PROCESSUAL PENAL. HABEAS CORPUS SUBSTITUTIVO DE RECURSO PRÓPRIO. NÃO CABIMENTO. HOMICÍDIO NA DIREÇÃO DE VEÍCULO AUTOMOTOR. RESPOSTA À ACUSAÇÃO. DESNECESSIDADE DE FUNDAMENTAÇÃO PROFUNDA OU EXAURIENTE. CONSTRANGIMENTO ILEGAL NÃO EVIDENCIADO. WRIT NÃO CONHECIDO. (...) 2. A decisão que recebe a denúncia (art. 396 do Código de Processo Penal) e aquela que rejeita o pedido de absolvição sumária (art. 397 do CPP) não demandam motivação exauriente, considerando a natureza interlocutória de tais manifestações judiciais, sob pena de indevida antecipação do juízo de mérito, que somente poderá ser proferido após o desfecho da instrução criminal, com a observância das regras processuais e das garantias da ampla defesa e do contraditório. 3. No caso dos autos, em que pese a sucinta fundamentação, o Juízo singular afastou as teses defensivas suscitadas na resposta à acusação, pois entendeu, naquele momento processual, ausentes as hipóteses de absolvição sumária do acusado, pela atipicidade do fato ou pela existência de causa excludente da ilicitude do fato ou da culpabilidade, bem como de extinção da punibilidade, nos termos do art. 397 do CPP. 4. Conforme reiterada jurisprudência do Superior Tribunal de Justiça e na esteira do posicionamento adotado pelo Supremo Tribunal Federal, consagrou-se o entendimento da inexigibilidade de fundamentação complexa no recebimento da denúncia, em virtude de sua natureza interlocutória, não se equiparando à decisão judicial a que se refere o art. 93, IX, da Constituição Federal. (...) (STJ, HC 320.452/MS, Rel. Min. RIBEIRO DANTAS, 5ª Turma, julgado em 17.08.2017, DJe 28.08.2017)
PROCESSUAL PENAL E PENAL: HABEAS CORPUS. ARTIGO 334-A, §1º, IV DO CP. DENÚNCIA. APTIDÃO. REQUISITOS PREVISTOS NO ARTIGO 41 DO CPP SATISFEITOS. RESPOSTA À ACUSAÇÃO. DECISÃO FUNDAMENTADA. AUSÊNCIA DE JUSTA CAUSA. QUESTÕES QUE SE CONFUNDEM COM O MÉRITO. ORDEM DENEGADA. (...) IX - No momento do recebimento da denúncia ou da análise da resposta à acusação, o Juízo não está obrigado a manifestar-se de forma exauriente e conclusiva acerca das teses apresentadas pela defesa, evitando-se, assim, o julgamento da demanda anteriormente à devida instrução processual (...) (TRF3, 11ª Turma, HC71222 - 0002937-65.2017.4.03.0000, Relatora Desembargadora Federal CECILIA MELLO, julgado em 27.06.2017, e-DJF3 Judicial:06.07.2017)

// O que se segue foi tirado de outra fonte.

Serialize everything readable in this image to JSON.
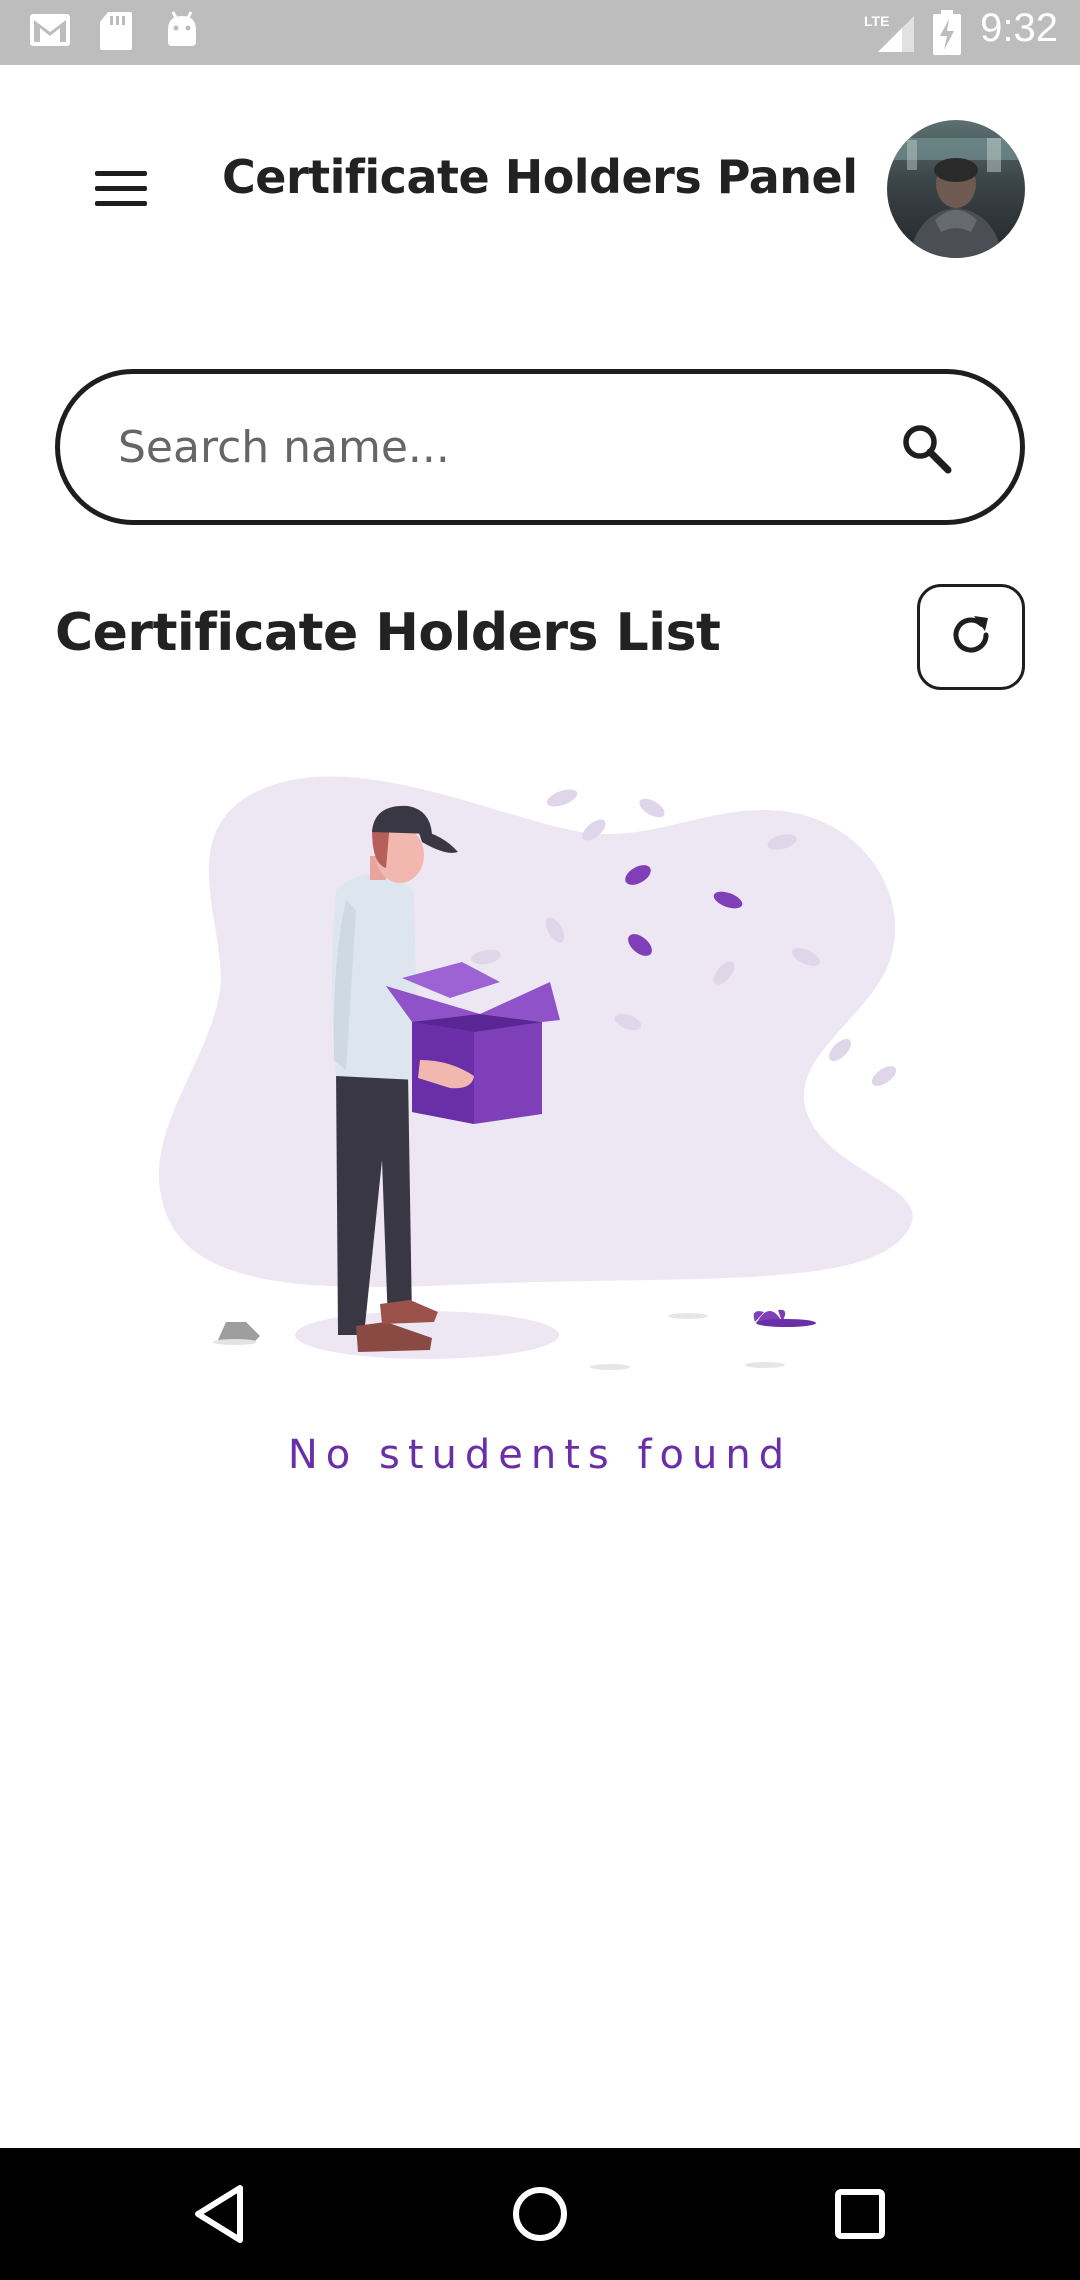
{
  "status_bar": {
    "time": "9:32",
    "network": "LTE",
    "icons": [
      "gmail-icon",
      "sd-card-icon",
      "android-icon",
      "lte-signal-icon",
      "battery-charging-icon"
    ]
  },
  "header": {
    "title": "Certificate Holders Panel",
    "menu_icon": "hamburger-menu-icon"
  },
  "search": {
    "placeholder": "Search name...",
    "value": "",
    "icon": "search-icon"
  },
  "list": {
    "title": "Certificate Holders List",
    "refresh_icon": "refresh-icon",
    "empty_message": "No students found"
  },
  "colors": {
    "accent": "#6a2fa8",
    "illustration_bg": "#ede7f3",
    "box_purple": "#7e3fb8"
  },
  "nav_bar": {
    "icons": [
      "back-icon",
      "home-icon",
      "recents-icon"
    ]
  }
}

DO PRINCÍPIO DA INSIGNIFICÂNCIA EM RELAÇÃO AO CRIME DE DESCAMINHO


Como é cediço, o Direito Penal deve ser a ultima ratio, de modo que sua atuação se torne necessária em casos de relevante violação dos bens jurídicos tutelados pelo Estado.


O princípio da insignificância surge como instrumento de interpretação restritiva do tipo penal, no sentido de excluir ou afastar a própria tipicidade penal nos delitos de violação mínima e assegurar que a intervenção penal somente ocorra nos casos de lesão de certa gravidade.

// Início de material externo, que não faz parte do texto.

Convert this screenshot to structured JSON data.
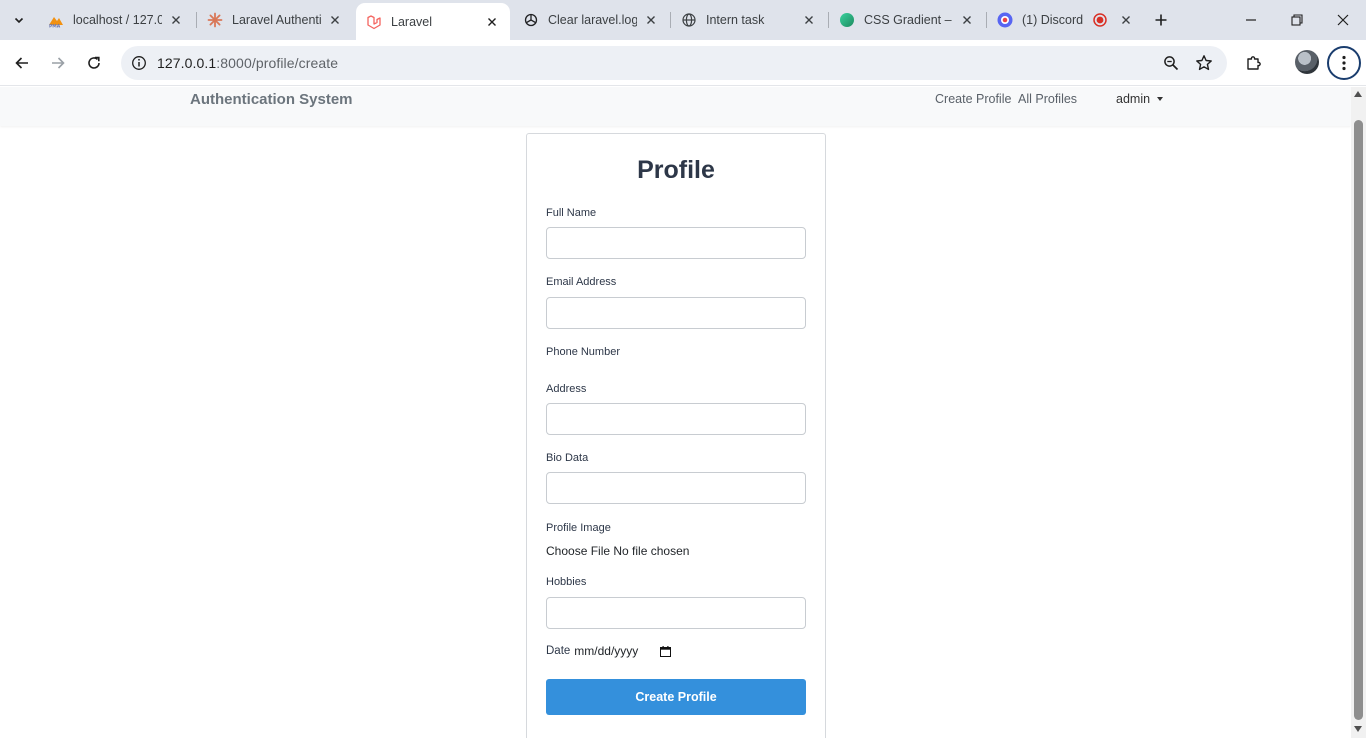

Dentro desse contexto, a insignificância tem o condão de afastar a tipicidade da conduta sob o aspecto material ao reconhecer que ela possui um reduzido grau de reprovabilidade e que houve pequena ofensa ao bem jurídico tutelado, remanescendo apenas a tipicidade formal, ou seja, adequação entre fato e lei penal incriminadora.


Nesse diapasão, a jurisprudência do Pretório Excelso tem exigido para a aplicação do referido princípio o preenchimento concomitante dos seguintes requisitos: 1) mínima ofensividade da conduta do agente; 2) ausência de periculosidade social da ação; 3) reduzido grau de reprovabilidade do comportamento; e 4) relativa inexpressividade da lesão jurídica. Logo, a jurisprudência de nossa Corte maior determina a aplicação do princípio de forma criteriosa e realizada caso a caso.

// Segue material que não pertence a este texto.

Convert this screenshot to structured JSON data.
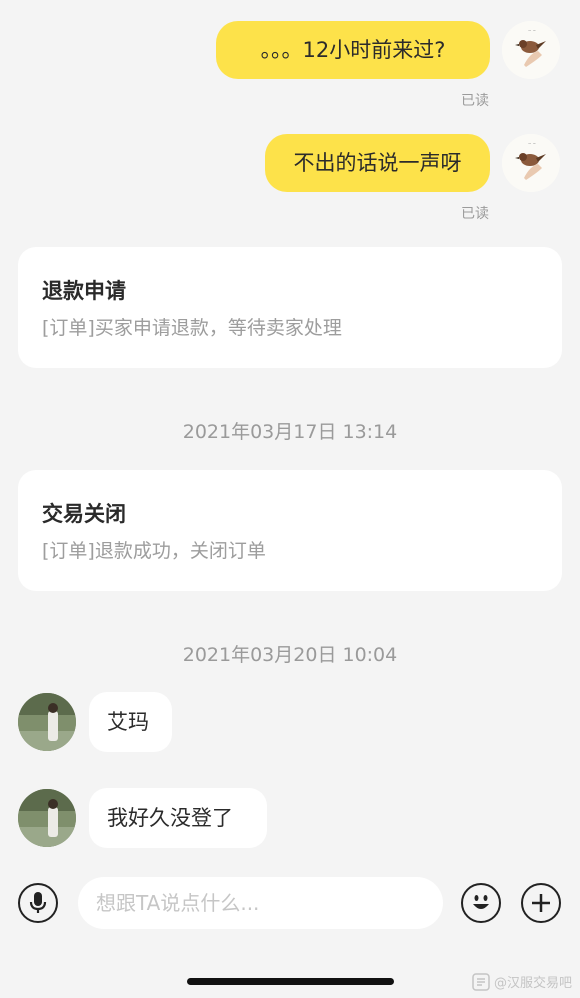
{
  "messages_out": [
    {
      "text": "。。。12小时前来过?",
      "status": "已读"
    },
    {
      "text": "不出的话说一声呀",
      "status": "已读"
    }
  ],
  "cards": [
    {
      "title": "退款申请",
      "subtitle": "[订单]买家申请退款，等待卖家处理"
    },
    {
      "title": "交易关闭",
      "subtitle": "[订单]退款成功，关闭订单"
    }
  ],
  "timestamps": [
    "2021年03月17日 13:14",
    "2021年03月20日 10:04"
  ],
  "messages_in": [
    {
      "text": "艾玛"
    },
    {
      "text": "我好久没登了"
    }
  ],
  "composer": {
    "placeholder": "想跟TA说点什么...",
    "voice_icon": "microphone-icon",
    "emoji_icon": "smiley-icon",
    "add_icon": "plus-icon"
  },
  "watermark": "@汉服交易吧",
  "colors": {
    "bubble_out": "#fde24a",
    "background": "#f4f4f4"
  }
}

Especificamente no que tange ao crime de descaminho, o bem jurídico tutelado não se restringe aos valores a que tem direito a receber a Fazenda Pública, mas também abarca a própria Administração Pública, sua moralidade, bem como os valores da livre concorrência, motivo pelo qual não seria possível a aplicação do princípio da insignificância no crime de descaminho.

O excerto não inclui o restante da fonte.